厚いドアの向こうからでも感じるこの気配はいのりだ。目視しなくても感覚で分かるのだが念のため覗き穴から見てみる。
すると案の定いのりがソワソワしながら両手を前に組み待っていた。
ツンデレ唯とテンデレいのりを同時に相手にするのは骨が折れるが致し方ない。
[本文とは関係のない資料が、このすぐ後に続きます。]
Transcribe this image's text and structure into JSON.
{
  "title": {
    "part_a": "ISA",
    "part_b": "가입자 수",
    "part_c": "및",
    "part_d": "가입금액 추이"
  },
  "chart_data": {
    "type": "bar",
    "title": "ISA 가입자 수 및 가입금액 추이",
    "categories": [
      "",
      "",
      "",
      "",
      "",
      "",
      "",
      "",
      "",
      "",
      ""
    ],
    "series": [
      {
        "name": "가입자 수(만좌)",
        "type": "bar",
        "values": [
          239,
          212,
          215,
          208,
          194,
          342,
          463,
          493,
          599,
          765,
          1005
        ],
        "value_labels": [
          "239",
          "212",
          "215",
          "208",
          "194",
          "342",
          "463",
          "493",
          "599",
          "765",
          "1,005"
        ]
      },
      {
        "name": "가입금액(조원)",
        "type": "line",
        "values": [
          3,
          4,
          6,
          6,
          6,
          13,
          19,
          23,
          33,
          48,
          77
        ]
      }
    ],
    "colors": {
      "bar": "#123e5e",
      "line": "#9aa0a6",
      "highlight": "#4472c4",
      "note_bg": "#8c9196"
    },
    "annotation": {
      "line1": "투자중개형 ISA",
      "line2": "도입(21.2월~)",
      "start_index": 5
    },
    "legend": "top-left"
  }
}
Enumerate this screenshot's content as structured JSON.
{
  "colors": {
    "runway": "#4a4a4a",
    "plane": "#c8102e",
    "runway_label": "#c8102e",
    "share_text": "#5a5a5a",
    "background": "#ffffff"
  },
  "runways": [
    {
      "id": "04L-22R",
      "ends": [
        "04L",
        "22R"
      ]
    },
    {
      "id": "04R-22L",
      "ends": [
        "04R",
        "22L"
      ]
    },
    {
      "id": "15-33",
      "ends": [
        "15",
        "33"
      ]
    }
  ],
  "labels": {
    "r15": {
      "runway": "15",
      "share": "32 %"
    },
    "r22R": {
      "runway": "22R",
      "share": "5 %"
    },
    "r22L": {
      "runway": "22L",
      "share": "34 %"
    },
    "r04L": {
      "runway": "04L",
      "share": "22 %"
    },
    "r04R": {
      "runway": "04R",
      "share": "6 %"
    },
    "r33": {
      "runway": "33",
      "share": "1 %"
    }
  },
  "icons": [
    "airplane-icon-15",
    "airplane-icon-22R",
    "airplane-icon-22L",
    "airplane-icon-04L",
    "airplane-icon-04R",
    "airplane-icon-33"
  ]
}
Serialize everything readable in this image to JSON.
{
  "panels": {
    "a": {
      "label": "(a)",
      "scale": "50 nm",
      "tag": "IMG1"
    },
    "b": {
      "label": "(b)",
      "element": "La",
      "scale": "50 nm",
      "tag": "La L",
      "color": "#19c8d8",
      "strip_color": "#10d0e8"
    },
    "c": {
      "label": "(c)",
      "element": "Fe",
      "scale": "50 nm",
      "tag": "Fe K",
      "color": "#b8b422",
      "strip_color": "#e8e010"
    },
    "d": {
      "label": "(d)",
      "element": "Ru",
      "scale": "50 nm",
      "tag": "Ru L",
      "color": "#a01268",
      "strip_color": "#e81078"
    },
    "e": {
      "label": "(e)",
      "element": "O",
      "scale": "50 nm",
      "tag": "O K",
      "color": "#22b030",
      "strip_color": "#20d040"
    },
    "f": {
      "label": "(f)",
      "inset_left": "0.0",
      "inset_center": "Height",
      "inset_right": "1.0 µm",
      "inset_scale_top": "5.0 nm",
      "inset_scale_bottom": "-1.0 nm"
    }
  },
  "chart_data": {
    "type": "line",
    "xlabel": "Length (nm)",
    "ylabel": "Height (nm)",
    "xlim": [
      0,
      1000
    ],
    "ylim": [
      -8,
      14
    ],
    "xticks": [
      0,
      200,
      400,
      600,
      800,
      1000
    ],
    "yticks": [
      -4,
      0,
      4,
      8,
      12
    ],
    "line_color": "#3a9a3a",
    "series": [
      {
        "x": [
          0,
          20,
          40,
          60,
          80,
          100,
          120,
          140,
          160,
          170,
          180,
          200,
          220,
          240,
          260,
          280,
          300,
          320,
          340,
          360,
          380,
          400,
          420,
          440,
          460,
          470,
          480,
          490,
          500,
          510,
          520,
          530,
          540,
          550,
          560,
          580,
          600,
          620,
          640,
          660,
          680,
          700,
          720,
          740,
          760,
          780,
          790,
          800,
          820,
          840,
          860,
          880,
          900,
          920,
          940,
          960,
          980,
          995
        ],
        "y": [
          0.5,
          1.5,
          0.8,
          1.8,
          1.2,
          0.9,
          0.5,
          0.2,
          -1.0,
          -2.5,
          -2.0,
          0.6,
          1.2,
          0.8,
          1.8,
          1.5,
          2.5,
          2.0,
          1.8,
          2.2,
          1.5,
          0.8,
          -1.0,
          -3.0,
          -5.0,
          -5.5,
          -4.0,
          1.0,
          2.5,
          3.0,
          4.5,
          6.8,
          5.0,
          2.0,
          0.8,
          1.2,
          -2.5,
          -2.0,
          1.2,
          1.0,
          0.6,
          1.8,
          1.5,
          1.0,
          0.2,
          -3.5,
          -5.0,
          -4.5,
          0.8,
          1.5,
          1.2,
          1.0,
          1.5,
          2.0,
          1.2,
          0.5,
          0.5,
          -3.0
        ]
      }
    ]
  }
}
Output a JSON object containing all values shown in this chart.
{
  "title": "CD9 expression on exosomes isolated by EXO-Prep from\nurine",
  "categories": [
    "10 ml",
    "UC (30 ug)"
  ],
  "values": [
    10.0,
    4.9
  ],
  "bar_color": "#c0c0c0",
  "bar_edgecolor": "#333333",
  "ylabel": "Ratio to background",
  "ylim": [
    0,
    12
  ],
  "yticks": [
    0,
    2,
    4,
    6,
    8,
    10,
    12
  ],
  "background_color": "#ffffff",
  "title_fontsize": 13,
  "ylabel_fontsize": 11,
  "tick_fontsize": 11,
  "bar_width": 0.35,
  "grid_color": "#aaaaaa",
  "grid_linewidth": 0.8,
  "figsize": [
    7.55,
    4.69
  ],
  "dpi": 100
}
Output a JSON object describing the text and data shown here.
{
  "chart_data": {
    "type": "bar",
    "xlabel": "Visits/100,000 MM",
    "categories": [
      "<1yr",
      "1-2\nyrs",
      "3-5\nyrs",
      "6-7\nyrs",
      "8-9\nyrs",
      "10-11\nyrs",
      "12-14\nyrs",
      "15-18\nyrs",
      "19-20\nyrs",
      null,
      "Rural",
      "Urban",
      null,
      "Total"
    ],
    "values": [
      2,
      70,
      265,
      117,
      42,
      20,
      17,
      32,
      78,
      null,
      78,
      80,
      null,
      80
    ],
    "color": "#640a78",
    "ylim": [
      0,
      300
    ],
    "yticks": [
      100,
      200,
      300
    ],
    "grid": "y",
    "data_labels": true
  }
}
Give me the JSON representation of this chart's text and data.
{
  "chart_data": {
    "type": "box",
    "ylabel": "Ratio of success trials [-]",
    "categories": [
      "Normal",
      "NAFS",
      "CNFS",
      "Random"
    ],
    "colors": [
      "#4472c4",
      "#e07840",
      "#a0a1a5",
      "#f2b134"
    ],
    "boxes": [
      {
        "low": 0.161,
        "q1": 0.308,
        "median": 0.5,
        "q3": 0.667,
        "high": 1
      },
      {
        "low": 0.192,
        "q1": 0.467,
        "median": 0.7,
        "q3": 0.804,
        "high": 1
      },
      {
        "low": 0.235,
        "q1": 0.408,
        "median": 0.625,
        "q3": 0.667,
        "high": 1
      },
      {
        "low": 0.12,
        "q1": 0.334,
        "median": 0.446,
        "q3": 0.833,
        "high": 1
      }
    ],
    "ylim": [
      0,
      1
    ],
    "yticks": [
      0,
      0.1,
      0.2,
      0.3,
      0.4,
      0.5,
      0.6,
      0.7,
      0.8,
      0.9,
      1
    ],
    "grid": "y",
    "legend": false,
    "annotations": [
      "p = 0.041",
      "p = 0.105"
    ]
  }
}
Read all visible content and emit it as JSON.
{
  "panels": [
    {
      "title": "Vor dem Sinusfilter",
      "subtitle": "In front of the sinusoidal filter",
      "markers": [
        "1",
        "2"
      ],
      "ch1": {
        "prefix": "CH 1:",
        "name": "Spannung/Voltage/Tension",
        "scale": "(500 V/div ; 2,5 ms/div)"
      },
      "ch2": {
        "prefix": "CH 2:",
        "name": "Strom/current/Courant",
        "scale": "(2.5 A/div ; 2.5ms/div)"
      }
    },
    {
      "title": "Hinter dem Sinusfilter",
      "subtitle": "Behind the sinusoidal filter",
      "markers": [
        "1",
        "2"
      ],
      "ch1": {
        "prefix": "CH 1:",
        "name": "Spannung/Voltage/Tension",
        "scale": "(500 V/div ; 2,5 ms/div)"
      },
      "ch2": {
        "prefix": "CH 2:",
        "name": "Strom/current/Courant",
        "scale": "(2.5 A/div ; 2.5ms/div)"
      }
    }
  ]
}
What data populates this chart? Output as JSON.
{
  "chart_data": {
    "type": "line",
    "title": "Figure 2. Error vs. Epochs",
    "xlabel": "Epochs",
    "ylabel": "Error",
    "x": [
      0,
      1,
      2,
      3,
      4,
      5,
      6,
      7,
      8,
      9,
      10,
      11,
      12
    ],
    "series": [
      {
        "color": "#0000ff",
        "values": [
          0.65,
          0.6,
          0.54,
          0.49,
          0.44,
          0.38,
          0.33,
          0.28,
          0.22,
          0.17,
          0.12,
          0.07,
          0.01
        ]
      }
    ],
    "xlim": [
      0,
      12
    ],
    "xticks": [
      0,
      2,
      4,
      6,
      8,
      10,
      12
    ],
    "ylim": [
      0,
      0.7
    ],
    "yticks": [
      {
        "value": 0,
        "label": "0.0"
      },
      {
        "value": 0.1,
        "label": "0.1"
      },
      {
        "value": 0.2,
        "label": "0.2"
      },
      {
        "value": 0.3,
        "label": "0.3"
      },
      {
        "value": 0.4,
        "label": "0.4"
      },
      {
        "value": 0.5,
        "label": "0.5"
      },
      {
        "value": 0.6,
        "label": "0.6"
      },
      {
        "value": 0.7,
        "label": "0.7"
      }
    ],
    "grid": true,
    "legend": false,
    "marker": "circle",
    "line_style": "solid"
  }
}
覚悟を決めゆっくりとドアを押し開けた。
「そーらくんっ!」
「うん、おはよう」
いのりのテンションを50で考えると俺は25くらいのテンションで返事をした。
「ん? あんまり驚いてないね? なんで?」
「まあ、居るのに気づいてたから? かな」
いのりは感心したような表情を浮かべた。
「それってやっぱ愛の力かな? 流石私だね、どこに居ても居場所が分かっちゃうなんてっ」
ちょっと何が言いたいのか分からないのでスルーしようとしていたところにタイミング悪く唯が口を挟んだ。
「あ、愛の力だったら私も負けないんですからねっ! あ、お兄ちゃん、べっ、別にこれはその……か、家族としてなんだからね。異性としてじゃ無いんだからねっ!」
「唯ちゃん、それってつまり私の勝ちでいいのかな? 今の発言だとそういうことになるよね。異性として好きじゃ無いんだったらこの勝負成り立たないから私の勝ちでいいよね?」
唯は急に顔に大量の汗を浮かべワナワナしている。
「あーあーあー! やっぱり無し! 今の無しなんだからねっ!」
普段の唯とツンデレ唯が混ざった微妙な話し方で違和感はあったが黙って様子を見守ることにした。
「じゃあ、異性として好きってこと?」
一緒にいる俺の方が恥ずかしくなることをいのりは平然と唯に訊いた。
「う、うん」
小声で唯は言った。完全にツンデレというキャラが崩壊している。これではいつもの——素の唯だ。
「何? 聞こえないよぉ〜」
実際は聞こえてるはずなのだがいのりは唯を攻め続ける。
「あーもう無理!! ツンデレ無理だよぉー! 自分の気持ち抑えるのがこんなに大変なんて思わなかったよ」
ピンと張った弦が切れたように唯は吐き出した。
「ふふっ、やっぱりその方が自然だよ、ツンデレは唯ちゃんには似合わないよっ」
「ですね……もうちょっと楽しみたかったんですけどね、残念です」
こうして唯のツンデレタイムは約一時間半で終わった。俺個人としては足枷が取れたような安心した気分なのだが、唯の気持ちを考えると心苦しさもある。
「俺も普段の唯がいいと思うよ。変にツンツンするより甘えてくれた方が接しやすいからな」
「それはお兄ちゃん公認でベタベタして良いってこと?」
唯は急にニコニコしながら尋ねてきた。今日は本当によく表情が変わる妹だ。
「そういう意味じゃ無いから勘違いしないでくれよっ!」
俺はわざとらしく唯に言った。
「あ〜またそうやって私をいじめるんだぁ〜」
「とういうか公認しないでも十分ベタベタしてるじゃないか」
唯はハッといのりを見て言葉を失った。そして口をグッと閉じ黙ったまま空を眺めた。
「ところで、今日もでいい天気だね、お兄ちゃん」
全く感情を込めずに唯は言った。
「そうだな、辺り一面雲だけどな。それに確か今日降水確率80%だよ」
唯は目をパチクリさせながら次の言葉を考えているようだ。
「そ、そうなんだぁ〜じゃあ傘取ってこないとね〜」
「いや、その必要はないよ。唯の分もここにあるから」
「あ、ありがとう、お兄ちゃん」
「色々後で問いたださないといけないみたいだけど今は学校に遅れちゃうから許してあげる、覚悟しててね唯ちゃんっ」
「こ、怖いですいのりさんっ! 目が怖いですぅ!」
唯は逃げるように学校に走って行った。その後をいのりは鬼ごっこの鬼のようにしつこく追いかけて行った。おかげで、1人残された俺は久々に静かな登校を送ることができた。しかし静か過ぎるが故、物寂しさを感じずにはいられなかった。